Yup, that’s how waiting for Autumn was born. I heard a song, it was beautiful. It made me think of all the loves that never were, and how it would be great if I could give them their love stories. Oh, wait a minute, I’m a writer. I totally can.
And thus began my workflow. You’d think writing the story would be the hard part. Nope. I was done that way back in January, remember? So what gives? Where’s the book? The actual story is such a small part of the picture. If you’ve ever wondered how the making of a book works, or more specifically how the making of a book works for me then wonder no more, my friends. Check out how my ideas become a book.

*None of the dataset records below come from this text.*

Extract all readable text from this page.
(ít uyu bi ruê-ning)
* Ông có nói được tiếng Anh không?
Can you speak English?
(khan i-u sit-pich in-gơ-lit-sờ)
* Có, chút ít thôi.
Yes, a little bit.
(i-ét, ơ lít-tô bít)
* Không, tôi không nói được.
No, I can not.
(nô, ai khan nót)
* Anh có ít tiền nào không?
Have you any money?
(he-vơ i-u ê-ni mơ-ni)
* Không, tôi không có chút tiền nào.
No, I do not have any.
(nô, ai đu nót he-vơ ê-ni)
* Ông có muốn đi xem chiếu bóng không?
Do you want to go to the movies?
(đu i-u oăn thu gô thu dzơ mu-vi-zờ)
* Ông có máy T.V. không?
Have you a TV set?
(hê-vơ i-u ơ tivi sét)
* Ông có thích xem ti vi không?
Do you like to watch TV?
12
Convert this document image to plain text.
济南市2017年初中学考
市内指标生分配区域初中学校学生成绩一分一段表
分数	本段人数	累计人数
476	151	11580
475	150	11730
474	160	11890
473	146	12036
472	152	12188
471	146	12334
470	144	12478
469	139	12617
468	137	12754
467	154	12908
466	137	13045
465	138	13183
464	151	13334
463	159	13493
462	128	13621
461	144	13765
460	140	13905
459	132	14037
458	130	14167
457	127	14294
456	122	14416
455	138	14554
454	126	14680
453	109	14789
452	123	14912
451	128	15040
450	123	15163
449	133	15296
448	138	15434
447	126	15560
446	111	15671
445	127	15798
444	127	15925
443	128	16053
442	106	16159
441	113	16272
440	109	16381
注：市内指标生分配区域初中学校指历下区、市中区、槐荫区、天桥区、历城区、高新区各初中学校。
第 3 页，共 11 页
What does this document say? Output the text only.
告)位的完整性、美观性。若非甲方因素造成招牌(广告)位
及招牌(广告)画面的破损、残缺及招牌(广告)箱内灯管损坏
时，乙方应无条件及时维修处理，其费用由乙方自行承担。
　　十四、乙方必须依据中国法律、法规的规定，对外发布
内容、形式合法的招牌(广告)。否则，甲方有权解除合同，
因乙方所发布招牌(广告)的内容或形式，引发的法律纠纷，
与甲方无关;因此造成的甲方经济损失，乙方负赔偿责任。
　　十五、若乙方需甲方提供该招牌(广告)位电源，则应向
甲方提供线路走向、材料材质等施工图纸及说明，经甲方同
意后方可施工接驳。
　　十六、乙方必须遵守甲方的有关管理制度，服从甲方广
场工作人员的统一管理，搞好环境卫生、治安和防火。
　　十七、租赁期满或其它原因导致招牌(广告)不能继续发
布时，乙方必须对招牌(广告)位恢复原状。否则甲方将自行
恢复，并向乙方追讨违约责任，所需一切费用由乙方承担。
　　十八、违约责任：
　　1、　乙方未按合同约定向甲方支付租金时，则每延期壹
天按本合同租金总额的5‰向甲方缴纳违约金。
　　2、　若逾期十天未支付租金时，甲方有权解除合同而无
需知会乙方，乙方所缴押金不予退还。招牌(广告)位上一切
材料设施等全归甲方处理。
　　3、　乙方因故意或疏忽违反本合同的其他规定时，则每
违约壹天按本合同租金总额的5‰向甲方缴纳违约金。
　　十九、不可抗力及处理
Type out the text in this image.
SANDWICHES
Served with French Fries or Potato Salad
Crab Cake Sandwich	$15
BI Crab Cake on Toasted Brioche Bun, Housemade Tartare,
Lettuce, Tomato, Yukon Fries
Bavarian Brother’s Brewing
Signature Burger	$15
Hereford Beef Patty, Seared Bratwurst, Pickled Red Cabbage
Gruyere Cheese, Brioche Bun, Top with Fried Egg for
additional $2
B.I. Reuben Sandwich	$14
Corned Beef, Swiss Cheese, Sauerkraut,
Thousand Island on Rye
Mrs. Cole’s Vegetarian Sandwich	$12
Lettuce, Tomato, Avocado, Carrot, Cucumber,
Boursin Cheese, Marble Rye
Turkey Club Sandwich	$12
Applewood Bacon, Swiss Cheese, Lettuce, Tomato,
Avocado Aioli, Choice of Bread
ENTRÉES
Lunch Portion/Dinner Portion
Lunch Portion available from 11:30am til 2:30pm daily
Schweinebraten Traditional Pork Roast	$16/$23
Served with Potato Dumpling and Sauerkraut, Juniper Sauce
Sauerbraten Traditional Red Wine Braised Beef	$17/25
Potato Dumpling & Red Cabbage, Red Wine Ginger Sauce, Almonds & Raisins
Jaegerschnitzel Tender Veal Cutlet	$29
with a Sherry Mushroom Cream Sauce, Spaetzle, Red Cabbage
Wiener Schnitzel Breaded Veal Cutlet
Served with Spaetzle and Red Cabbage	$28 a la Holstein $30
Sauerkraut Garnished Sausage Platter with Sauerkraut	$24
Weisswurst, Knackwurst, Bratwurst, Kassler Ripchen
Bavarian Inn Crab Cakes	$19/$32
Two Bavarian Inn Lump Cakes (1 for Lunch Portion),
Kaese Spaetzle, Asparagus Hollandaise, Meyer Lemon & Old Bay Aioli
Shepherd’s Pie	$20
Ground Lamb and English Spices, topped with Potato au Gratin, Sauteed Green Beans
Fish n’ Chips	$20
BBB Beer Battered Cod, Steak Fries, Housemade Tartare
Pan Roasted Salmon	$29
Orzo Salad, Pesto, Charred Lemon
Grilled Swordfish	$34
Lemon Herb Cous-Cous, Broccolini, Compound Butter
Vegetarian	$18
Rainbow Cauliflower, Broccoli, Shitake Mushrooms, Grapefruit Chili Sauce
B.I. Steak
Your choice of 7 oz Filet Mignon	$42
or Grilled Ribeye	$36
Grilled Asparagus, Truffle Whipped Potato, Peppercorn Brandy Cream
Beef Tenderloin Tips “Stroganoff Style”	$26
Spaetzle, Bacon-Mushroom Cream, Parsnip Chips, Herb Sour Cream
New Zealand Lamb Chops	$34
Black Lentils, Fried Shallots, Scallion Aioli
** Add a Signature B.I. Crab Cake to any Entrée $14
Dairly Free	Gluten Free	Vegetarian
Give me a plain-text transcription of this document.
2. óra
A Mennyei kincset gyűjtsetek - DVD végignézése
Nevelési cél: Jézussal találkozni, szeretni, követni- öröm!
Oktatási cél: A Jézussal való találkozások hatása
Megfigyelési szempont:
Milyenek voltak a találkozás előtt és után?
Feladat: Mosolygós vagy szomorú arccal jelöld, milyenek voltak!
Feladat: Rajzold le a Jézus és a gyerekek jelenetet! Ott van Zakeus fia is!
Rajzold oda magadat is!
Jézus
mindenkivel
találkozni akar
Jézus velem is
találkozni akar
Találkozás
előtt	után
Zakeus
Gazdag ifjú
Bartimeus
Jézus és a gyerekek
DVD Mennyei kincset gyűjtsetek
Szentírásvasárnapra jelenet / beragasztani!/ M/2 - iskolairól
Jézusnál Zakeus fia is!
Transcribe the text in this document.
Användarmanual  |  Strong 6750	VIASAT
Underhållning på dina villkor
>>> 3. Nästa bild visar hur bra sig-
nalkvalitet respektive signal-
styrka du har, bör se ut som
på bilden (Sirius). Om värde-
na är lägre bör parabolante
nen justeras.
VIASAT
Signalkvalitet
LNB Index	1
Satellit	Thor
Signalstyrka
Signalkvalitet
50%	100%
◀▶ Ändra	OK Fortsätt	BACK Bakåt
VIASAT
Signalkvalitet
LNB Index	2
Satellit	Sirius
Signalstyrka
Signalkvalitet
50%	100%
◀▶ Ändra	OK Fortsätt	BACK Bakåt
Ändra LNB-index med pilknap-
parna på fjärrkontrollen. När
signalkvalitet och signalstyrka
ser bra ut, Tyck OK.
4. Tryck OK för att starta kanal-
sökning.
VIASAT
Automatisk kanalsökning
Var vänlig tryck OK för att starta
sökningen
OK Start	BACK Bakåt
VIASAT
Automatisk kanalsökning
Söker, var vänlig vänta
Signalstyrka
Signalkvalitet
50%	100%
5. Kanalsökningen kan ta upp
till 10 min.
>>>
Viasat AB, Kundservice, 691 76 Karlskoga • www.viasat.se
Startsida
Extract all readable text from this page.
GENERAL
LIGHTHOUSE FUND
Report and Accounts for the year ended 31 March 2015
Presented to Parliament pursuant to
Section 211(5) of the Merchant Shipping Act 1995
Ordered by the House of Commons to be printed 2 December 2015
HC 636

Every writer has a different method, this is mine. For Now. I have a young family, and they come first, so I cram all of that stuff up there into two glorious days a week. Right now I’m playing the waiting game with Waiting for Autumn. Publishers can take up to 90 days to return submissions, and even then they’ve only looked at your first so many pages. A glimpse really, where your big goal is to get an invite to send the entire manuscript and wait up to 90 more days.
I’m a lucky duck with this project, seems I did come out swinging! I sent a sample out to my *hopeful* new publisher and did get a very kind email inviting me to send the entire manuscript back. I eagerly await the reply that they could take all of April to send. They could love it, or they could love it enough to have their editors go to town on it. Or they could laugh my manuscript right into the slush pile. I don’t fear the slush pile. You know what kind of work is there? Gone with The Wind, The Diary of a Young Girl (Anne Frank), Peter Rabbit, Little Women, A Wrinkle in Time, and Harry Potter and the Sorcerer’s Stone. All of these books, and so many more were passed up by at least one publisher.
While I’m giving the floor to and waiting to hear back from one particular, I love this book so much that I’m happy to send it to a dozen more publishers and agents if need be. That’s about how many times Harry Potter was passed up if you were wondering.
So, like you, I’m Waiting for Autumn.
Guys, seriously, I am so excited about this book. I can’t wait for you to fall in love with the cast of characters who live in this world. I look forward to keeping you posted on all exciting news. Until then, the fun and games of setting up the next book have begun.
Now, if you’ll excuse me. I have to return a phone call to a wilderness survivalist in Maine.